Upon receipt of the user's selection from the user interface unit (28), the theater control unit processor (52) interprets the data codes and sends a command to the video selector to branch to the channel containing the appropriate video stream. If the video signals are digitally compressed and multiplexed together, the video selector is preferably a video demultiplexer/decompressor. Alternatively, if the video signals are analog and frequency multiplexed, the video selector is preferably a frequency demultiplexer. The selected 3D video stream is then forwarded
from the control imit to the video projection equipment for projection onto the screen (20). In this manner, a user may choose a 3D object such as a "fireball", for example, whereupon the image of the fireball may change to show an exploding fireball. Audio interactivity, as described above, can be combined and synchronized with the video interactivity through the use of the data codes to substantially enhance the realism of the 3D presentation.
Instead of receiving several video streams, the theater control unit 36 could simply call from storage the selected video stream. In this manner, the theater control unit processor (52) determines the desired video segment. The processor (52) then reads from some storage device (e.g., CD ROM) the appropriate video segment, buffers the signal to obtain time sync, and sends the 3D video segment to the projection means (32). Near the end of the selected video segment, the theater control unit (36) switches back to the common 3D video presentation.
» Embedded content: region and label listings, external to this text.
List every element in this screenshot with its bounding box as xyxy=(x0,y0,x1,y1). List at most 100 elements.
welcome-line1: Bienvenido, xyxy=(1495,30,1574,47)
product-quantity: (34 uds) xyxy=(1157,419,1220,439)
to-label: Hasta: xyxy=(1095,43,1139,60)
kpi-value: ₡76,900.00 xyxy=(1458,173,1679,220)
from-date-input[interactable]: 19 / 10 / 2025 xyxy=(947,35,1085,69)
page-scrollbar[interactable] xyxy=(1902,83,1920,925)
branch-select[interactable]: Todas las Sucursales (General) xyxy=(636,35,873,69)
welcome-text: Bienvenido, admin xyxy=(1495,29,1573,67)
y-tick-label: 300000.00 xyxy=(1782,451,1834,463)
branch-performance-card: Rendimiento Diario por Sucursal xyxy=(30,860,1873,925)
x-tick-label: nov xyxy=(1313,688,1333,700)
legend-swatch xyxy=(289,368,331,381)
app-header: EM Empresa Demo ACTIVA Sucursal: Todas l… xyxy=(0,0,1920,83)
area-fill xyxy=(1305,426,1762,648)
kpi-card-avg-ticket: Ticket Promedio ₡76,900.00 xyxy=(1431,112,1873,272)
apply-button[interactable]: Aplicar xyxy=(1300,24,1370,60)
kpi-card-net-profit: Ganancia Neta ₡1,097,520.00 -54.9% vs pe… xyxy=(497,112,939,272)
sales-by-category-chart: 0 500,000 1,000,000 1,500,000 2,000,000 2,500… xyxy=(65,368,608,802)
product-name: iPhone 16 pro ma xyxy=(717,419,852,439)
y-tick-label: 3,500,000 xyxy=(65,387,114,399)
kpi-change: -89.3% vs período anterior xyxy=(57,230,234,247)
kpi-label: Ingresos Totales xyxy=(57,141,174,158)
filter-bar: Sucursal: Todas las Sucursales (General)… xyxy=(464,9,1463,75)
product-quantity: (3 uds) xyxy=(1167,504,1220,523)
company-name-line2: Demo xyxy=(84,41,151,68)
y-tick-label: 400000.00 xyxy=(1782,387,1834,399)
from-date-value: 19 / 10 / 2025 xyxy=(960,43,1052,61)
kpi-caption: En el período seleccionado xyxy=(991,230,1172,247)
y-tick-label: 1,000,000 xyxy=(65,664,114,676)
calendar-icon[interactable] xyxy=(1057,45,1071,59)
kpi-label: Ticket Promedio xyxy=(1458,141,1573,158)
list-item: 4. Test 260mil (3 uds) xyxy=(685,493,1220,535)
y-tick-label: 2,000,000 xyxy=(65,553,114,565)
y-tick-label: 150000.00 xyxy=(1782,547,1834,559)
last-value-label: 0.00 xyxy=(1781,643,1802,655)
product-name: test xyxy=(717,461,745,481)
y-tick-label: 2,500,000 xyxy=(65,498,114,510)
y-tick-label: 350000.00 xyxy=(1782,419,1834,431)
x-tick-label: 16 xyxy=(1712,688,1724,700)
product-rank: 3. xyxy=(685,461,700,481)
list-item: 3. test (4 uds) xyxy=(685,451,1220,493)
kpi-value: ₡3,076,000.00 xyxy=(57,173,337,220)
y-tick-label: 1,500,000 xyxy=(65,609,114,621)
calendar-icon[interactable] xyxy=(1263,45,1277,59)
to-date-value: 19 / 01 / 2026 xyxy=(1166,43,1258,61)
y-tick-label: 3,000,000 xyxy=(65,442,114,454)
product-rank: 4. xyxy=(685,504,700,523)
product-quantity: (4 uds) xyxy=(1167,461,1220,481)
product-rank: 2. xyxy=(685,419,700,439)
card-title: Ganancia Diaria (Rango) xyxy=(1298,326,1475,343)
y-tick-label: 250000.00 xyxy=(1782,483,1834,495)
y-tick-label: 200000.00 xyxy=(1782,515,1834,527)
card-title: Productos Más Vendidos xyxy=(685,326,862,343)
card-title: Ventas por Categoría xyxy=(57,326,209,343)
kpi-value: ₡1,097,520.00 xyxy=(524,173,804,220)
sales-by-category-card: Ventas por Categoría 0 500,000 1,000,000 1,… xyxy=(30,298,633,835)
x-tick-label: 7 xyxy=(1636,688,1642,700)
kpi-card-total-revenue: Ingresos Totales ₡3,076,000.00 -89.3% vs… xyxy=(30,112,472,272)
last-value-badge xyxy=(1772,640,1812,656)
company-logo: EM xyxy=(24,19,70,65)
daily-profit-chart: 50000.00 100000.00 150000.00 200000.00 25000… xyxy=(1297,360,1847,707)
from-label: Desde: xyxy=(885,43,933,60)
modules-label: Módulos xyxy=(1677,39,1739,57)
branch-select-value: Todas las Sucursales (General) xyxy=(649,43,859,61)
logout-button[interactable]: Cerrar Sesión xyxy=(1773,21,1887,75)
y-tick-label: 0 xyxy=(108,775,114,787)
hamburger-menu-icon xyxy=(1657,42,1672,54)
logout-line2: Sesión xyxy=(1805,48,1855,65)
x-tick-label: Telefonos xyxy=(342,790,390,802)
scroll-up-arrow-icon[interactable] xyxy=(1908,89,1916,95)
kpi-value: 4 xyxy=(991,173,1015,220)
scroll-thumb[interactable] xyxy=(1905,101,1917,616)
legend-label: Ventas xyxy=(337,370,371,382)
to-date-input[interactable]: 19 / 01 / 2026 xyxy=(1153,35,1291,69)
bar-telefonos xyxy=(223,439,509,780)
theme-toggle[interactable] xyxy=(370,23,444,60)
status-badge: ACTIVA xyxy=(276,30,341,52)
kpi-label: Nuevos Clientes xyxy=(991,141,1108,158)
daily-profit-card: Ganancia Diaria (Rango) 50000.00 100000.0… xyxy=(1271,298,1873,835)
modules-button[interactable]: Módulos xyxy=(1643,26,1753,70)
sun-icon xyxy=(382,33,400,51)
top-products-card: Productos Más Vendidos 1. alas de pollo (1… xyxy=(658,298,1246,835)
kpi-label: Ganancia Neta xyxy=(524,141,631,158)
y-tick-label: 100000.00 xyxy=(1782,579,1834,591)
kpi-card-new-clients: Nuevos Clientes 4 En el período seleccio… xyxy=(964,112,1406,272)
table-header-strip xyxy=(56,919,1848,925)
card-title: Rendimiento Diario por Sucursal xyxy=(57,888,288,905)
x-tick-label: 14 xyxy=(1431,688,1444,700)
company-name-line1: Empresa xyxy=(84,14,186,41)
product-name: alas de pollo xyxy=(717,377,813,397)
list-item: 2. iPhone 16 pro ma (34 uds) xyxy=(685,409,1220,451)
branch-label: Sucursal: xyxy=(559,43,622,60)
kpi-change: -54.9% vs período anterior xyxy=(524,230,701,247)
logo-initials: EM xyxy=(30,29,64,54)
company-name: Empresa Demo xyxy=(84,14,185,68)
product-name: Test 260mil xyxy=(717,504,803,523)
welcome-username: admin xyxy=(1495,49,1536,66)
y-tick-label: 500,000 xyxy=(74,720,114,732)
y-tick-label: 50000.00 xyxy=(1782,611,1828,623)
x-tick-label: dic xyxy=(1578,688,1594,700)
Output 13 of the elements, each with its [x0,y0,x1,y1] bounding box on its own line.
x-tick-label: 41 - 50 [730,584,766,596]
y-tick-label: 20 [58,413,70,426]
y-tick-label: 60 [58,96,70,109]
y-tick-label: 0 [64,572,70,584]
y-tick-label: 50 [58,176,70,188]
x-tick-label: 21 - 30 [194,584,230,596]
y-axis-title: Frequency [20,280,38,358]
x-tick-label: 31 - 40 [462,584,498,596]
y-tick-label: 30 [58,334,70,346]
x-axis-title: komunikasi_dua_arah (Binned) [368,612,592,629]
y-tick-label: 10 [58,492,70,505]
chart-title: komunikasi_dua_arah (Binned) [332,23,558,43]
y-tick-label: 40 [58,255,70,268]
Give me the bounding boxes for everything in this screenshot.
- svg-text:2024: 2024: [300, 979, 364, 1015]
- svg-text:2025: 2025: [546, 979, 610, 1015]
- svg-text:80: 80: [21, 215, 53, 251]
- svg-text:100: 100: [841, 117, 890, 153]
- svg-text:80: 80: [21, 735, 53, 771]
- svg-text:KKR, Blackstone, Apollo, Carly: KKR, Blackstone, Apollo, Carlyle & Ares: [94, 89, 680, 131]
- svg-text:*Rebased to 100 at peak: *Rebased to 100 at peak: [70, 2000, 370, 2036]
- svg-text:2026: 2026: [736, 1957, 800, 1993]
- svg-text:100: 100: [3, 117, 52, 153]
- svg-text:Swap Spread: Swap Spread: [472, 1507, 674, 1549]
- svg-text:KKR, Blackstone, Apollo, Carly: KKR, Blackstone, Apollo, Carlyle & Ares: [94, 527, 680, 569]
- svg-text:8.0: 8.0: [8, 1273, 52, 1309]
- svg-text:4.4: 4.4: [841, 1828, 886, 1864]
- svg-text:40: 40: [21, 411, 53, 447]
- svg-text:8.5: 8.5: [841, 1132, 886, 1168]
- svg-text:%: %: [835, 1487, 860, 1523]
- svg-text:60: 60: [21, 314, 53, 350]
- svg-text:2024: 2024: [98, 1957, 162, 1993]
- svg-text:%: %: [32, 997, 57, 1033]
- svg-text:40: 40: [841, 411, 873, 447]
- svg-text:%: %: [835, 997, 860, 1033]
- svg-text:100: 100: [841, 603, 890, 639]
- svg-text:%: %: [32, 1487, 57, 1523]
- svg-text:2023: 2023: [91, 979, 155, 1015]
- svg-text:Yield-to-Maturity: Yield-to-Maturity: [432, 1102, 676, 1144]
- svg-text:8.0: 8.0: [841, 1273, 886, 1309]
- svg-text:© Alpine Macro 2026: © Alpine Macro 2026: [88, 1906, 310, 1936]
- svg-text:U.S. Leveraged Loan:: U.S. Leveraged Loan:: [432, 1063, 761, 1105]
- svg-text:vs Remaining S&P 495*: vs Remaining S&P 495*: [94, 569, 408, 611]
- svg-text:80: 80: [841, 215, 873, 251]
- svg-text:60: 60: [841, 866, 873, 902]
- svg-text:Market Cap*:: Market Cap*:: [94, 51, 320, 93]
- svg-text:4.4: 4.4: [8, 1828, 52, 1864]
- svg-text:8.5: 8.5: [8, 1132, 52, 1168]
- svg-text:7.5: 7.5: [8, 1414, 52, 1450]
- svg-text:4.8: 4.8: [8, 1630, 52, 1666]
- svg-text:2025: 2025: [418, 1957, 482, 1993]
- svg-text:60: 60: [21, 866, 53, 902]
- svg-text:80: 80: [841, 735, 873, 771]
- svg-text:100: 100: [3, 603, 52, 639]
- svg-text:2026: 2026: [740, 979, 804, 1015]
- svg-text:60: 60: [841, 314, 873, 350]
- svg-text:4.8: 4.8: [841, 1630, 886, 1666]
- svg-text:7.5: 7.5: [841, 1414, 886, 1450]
As discussed above with respect to providing audio interactivity, the theater control unit memory (48) and processor (52) is preferably utilized for storing and processing prior user selections for controlling future video selection. The algorithm for controlling this selection is either embedded into the data codes or exists in software stored in memory (48).
Using the foregoing embodiments, methods and processes, the 3D video presentation system of the present invention maximizes the user's involvement and interactivity in a real time and low cost environment. Although the present invention has been described in detail with respect to certain embodiments and examples, variations and modifications exist which are within the scope of the present invention as defined in the following claims.